クルマに関わる本、モノ、カタログ収集60年! 隠れ家『俥亭』訪問

三栄書房で「すべてシリーズ」の使い勝手担当もされていた元モーターファン別冊編集部の木村浩さん。
以前より戦前からの膨大な自動車カタログや自動車関連書物を収集しているとは聞いていました。木村さんは8年ほど前に三栄書房を退職。「集めた資料を展示する場所を作りたい」とお話されていましたが、この度、私設文庫「俥亭(くるまてい)」をオープンされたということで、早速行ってきました。

場所は埼玉県某所。
「俥亭」の名前の由来は、鉄の塊の自動車に人肌のぬくもりを与えたいという願いを込めたもの。

自動車カタログや自動車関連の書物の一部は、タクシー会社を経営していた木村さんの祖父から自動車メーカー勤務だったお父様に引き継がれ、そこに木村さん自身が収集したものが加えられたとのこと。
カタログなどは別の場所に保管されているとのことですが、私が行った「俥亭」には数万冊(ご本人曰く「数えるのもおぞましいぐらい」とのこと)もの自動車関連の、書物やミニカー、そのほか「自動車」にまつわるいろいろなモノが保管されています。

まずは書物。戦前のものから現在のものまで自動車専門書はもちろん、歴史もの、自動車がらみのエッセイ、旅行記、絵本、児童書、写真集、映画ソフト、レコードなどなど。しかもタイトルや写真などにクルマの写真が使われていたりするようなものまでの幅広さ。

ちなみに木村さんのクルマ好き、クルマ関連グッズ収集は2歳の時に連れて行ってもらった1954年の第一回全日本自動車ショウのオフィシャ ルブックからスタート。
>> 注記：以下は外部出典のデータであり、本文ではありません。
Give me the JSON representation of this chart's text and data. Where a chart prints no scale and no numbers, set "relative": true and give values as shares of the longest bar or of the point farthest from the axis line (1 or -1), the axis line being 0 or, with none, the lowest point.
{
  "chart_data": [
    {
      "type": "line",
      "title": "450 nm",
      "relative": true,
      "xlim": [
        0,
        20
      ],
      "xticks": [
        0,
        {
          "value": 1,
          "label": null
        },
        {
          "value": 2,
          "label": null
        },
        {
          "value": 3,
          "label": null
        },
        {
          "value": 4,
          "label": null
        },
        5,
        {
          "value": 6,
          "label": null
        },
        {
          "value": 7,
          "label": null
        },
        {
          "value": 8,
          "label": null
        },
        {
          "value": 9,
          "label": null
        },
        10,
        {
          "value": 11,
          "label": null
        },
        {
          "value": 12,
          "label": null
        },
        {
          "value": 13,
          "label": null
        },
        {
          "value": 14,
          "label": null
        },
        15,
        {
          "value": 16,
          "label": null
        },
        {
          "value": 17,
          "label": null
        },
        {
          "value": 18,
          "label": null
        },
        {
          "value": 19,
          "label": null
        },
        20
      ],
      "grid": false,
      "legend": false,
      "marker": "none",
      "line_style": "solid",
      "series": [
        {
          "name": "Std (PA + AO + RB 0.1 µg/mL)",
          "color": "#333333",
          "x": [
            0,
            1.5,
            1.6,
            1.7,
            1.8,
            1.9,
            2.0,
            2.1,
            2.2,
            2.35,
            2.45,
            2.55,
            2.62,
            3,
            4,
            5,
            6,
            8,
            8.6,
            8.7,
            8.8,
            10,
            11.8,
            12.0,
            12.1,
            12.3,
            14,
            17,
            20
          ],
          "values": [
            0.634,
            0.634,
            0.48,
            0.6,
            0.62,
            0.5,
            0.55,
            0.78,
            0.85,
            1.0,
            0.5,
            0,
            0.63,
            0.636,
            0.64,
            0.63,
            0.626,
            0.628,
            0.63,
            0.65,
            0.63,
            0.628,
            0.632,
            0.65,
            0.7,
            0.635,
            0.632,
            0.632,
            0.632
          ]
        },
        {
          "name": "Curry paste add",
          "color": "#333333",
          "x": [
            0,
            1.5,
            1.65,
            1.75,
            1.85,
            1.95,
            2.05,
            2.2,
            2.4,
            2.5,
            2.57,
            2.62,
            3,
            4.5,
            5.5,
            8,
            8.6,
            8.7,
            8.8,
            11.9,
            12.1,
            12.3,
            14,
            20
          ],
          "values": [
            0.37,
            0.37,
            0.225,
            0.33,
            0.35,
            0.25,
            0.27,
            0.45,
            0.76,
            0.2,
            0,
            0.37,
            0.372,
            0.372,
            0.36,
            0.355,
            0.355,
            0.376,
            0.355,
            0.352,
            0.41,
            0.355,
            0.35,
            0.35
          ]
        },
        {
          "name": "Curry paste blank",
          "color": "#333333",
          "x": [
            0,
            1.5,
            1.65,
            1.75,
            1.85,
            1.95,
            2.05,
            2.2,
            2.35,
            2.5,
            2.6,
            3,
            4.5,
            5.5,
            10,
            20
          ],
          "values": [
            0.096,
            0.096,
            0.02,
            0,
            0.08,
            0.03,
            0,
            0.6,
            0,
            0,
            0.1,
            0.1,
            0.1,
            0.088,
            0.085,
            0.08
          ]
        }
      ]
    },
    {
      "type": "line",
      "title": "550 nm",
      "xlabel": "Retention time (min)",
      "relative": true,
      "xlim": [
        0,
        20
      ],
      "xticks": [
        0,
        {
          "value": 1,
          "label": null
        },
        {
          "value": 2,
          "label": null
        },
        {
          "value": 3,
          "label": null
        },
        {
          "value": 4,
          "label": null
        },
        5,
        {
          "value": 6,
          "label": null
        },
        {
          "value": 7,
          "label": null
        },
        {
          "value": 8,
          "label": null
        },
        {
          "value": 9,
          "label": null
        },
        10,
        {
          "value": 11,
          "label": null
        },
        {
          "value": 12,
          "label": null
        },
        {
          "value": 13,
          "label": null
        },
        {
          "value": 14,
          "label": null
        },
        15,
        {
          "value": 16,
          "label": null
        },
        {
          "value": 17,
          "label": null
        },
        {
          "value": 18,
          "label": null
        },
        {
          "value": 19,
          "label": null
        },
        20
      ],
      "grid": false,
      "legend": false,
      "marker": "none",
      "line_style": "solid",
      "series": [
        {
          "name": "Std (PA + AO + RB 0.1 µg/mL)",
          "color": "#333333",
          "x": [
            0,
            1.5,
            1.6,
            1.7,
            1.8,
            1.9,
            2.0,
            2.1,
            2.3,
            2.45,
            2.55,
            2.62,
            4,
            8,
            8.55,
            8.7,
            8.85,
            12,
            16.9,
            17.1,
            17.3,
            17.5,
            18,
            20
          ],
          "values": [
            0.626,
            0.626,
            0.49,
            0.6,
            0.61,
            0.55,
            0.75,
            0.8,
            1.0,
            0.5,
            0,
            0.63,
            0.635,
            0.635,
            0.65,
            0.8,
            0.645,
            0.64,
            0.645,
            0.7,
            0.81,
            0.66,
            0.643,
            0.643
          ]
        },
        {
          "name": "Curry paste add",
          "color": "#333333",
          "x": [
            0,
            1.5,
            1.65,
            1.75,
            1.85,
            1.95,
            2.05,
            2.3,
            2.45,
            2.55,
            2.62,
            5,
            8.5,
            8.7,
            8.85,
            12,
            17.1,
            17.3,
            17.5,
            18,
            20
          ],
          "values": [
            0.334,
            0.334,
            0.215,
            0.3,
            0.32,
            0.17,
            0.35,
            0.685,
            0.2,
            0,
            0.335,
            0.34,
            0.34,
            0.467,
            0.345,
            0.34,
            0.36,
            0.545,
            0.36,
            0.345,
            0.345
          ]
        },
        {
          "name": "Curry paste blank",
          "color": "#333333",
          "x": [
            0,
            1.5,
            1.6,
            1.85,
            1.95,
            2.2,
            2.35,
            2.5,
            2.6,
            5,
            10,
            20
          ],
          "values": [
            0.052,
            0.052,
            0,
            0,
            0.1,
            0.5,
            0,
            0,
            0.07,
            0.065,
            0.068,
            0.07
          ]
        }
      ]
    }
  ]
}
ちなみに会場のブース紹介で「プリンス自動車」がなんと 「プリン自動車」に化けてしまいました。

日本国内で360万部が販売されたという大ベストセラー「日米会話手帳」。

1943年に発刊されたという自動車文庫書「自動車と汽車」(隈部一雄著)には、「自動車の正しい座り方」が描かれ、最も危ない座り方にはお婆さんが正座してシートに座っている絵が描かれています。

日本初の自動車専門書は「日本自動車工業史稿」によると大正4年の「ガソリン発動機自動車」とのこと。

そして木村さんは私のために「近代女性と自動車」や「女性と自動車」という雑誌なども用意してくださいましたが、これはファッション誌のようなもので、バッグや流行ファッションなどが描かれています。

また、昔のオリジナルの自動車カタログなどからも、当時の流行しているファッションがうかがえます。

「トヨペット・スーパー」のカタログには2種類のボディデザインが紹介されてい て、「RHN」の「N」は「中日本重工」製、「RHK」の「K」は「関東自動車工業」製と それぞれ異なるボディをトヨタは発注していました。お客さんの住むエリアによって は、どちらのデザインが納車されるのか確証がなかったなんて驚いてしまいますね。

ちなみに自動車業界関係でいえば「LESSON」(五木寛之著)は、男性モータージャーナリストと年上女性との官能的なお話とのことですが、さて、この話のモデルはいるのでしょうか?(笑)

ここに保管されているミニカーは約1万点。その中で、木村さんの一番のお気に入りはトミヤマ(その後のトミー、現在のタカラトミー)製の「いすゞ梯子消防車」のプラモデ ル。

しかし私的には、木村さんのお父様が木村さんが子供の頃に手作りしてくれたというオンリーワンの木製角材のロードローラーがイチオシ。

もちろん「すべてシリーズ」は創刊からすべて保管されていますが、中には私の唯一の単行本「安全&安心!やさしいクルマ運転術」(吉田由美著)も私のサイン入りでありました!

ある意味、これもお宝です。もう絶版のはずなので。

さて、この「俥亭」。コレクション要素も高いのですが、1つの場所で見たい人、何かについて調べたい人だけでなく、使い方もいろいろ。ただ、木村さんが60年かけて集めた宝物たちなので、誰にでも解放というわけにはいかないようですが、現在は運営に向かって準備中とのことです。